Martin Trebbin, PhD, SUNY Empire Innovation Assistant Professor of Chemistry at the University at Buffalo College of Arts and Sciences, is a co-corresponding author on the study.

He says that “fine monodisperse aerosols with controlled sizes are useful in instrumentation of sample environments, such as in mass spectrometry, X-ray free-electron lasers (XFELs), and cryo-electron microscopy used to probe bio-macromolecules for structure analysis.” and drug discovery.”

Trebbin, who says the research is a “major achievement in fluid dynamics and microfluidics,” is a core faculty member at the UB RENEW Institute and holds a position at the BioXFEL Science and Technology Center.

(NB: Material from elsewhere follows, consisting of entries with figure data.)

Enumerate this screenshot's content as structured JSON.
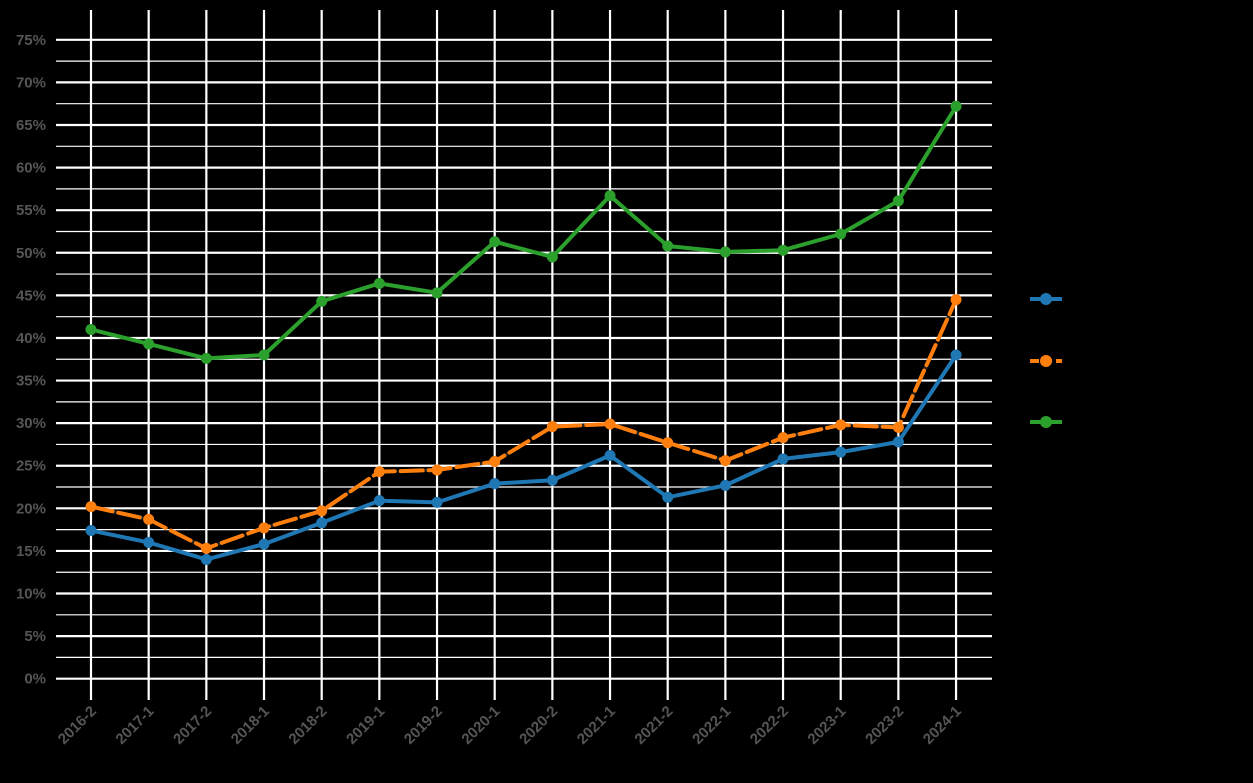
{
  "chart_data": {
    "type": "line",
    "title": "",
    "xlabel": "",
    "ylabel": "",
    "categories": [
      "2016-2",
      "2017-1",
      "2017-2",
      "2018-1",
      "2018-2",
      "2019-1",
      "2019-2",
      "2020-1",
      "2020-2",
      "2021-1",
      "2021-2",
      "2022-1",
      "2022-2",
      "2023-1",
      "2023-2",
      "2024-1"
    ],
    "ylim": [
      -2.5,
      78.5
    ],
    "yticks": [
      0,
      5,
      10,
      15,
      20,
      25,
      30,
      35,
      40,
      45,
      50,
      55,
      60,
      65,
      70,
      75
    ],
    "ytick_labels": [
      "0%",
      "5%",
      "10%",
      "15%",
      "20%",
      "25%",
      "30%",
      "35%",
      "40%",
      "45%",
      "50%",
      "55%",
      "60%",
      "65%",
      "70%",
      "75%"
    ],
    "grid": true,
    "legend": "right",
    "series": [
      {
        "color": "#1f77b4",
        "dashed": false,
        "values": [
          17.4,
          16.0,
          14.0,
          15.8,
          18.3,
          20.9,
          20.7,
          22.9,
          23.3,
          26.2,
          21.3,
          22.7,
          25.8,
          26.6,
          27.8,
          38.0
        ]
      },
      {
        "color": "#ff7f0e",
        "dashed": true,
        "values": [
          20.2,
          18.7,
          15.3,
          17.7,
          19.7,
          24.3,
          24.5,
          25.5,
          29.6,
          29.9,
          27.7,
          25.6,
          28.3,
          29.8,
          29.5,
          44.5
        ]
      },
      {
        "color": "#2ca02c",
        "dashed": false,
        "values": [
          41.0,
          39.3,
          37.6,
          38.0,
          44.3,
          46.4,
          45.3,
          51.3,
          49.5,
          56.7,
          50.8,
          50.1,
          50.3,
          52.2,
          56.1,
          67.2
        ]
      }
    ]
  }
}
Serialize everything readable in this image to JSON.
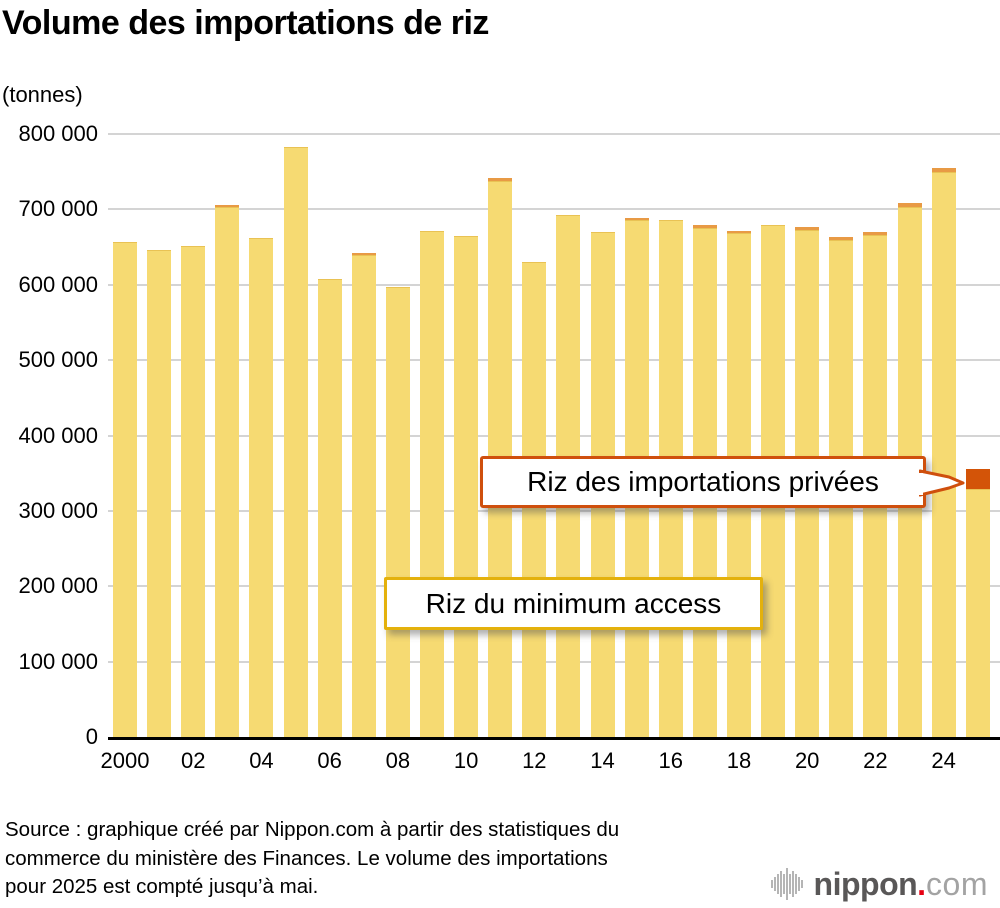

The technology is described in a study titled “A sui generis whipping instability-based self-sequencing multi-monodisperse 2D sprays from an anistropic microfluidic liquid jet device” published Jan. 11 in the journal Cell Press Cell Reports Physical Science.

The study marks a third generation advance in liquid jet technology. Cylindrical liquid jets came first in 1998, followed by flat liquid jets in 2018.

The new whipping jet is the first of its kind because it produces homogeneous droplets in a two-dimensional profile, says co-author Hoi-Ying N. Holman, PhD, director of the Berkeley Synchrotron Infrared Structural Biology imaging program at Lawrence Berkeley National Laboratory.

Over the past 20 years, scientists have tried many ways to precisely control the movement of aerosols, such as piezoelectric actuators or local heating. However, the application of these techniques is limited because they tend to alter the samples that scientists study with the aerosols. This applies in particular to biological samples.

In the study, the researchers discuss the important role that analytical fluid dynamics — a branch of fluid mechanics that uses numerical analysis and data structures to analyze and solve problems related to fluid flow — has played in their work.

This includes explaining the devices’ “beam diameter, beating regime and propagation angle,” says Ramakrishna Vasireddi, PhD, co-first author and research scientist at SOLEIL, the French synchrotron facility in Paris.

He adds: “The phenomenon will be further characterized experimentally by measuring the angle related to the flow velocity, the distances between the drops, the drop shapes and the reproducibility of these parameters.”

In the study, the team also explains how to build such relatively inexpensive devices.

This work was funded by the Cluster of Excellence “The Hamburg Center for Ultrafast Imaging – Structure, Dynamics and Control of Matter at the Atomic Scale” of the German Research Foundation (DFG). The work was performed as part of the Berkeley Synchrotron Infrared Structural Biology (BSISB) imaging program, which is supported by the US Department of Energy. It was conducted by the Lawrence Livermore National Laboratory under the auspices of the US Department of Energy.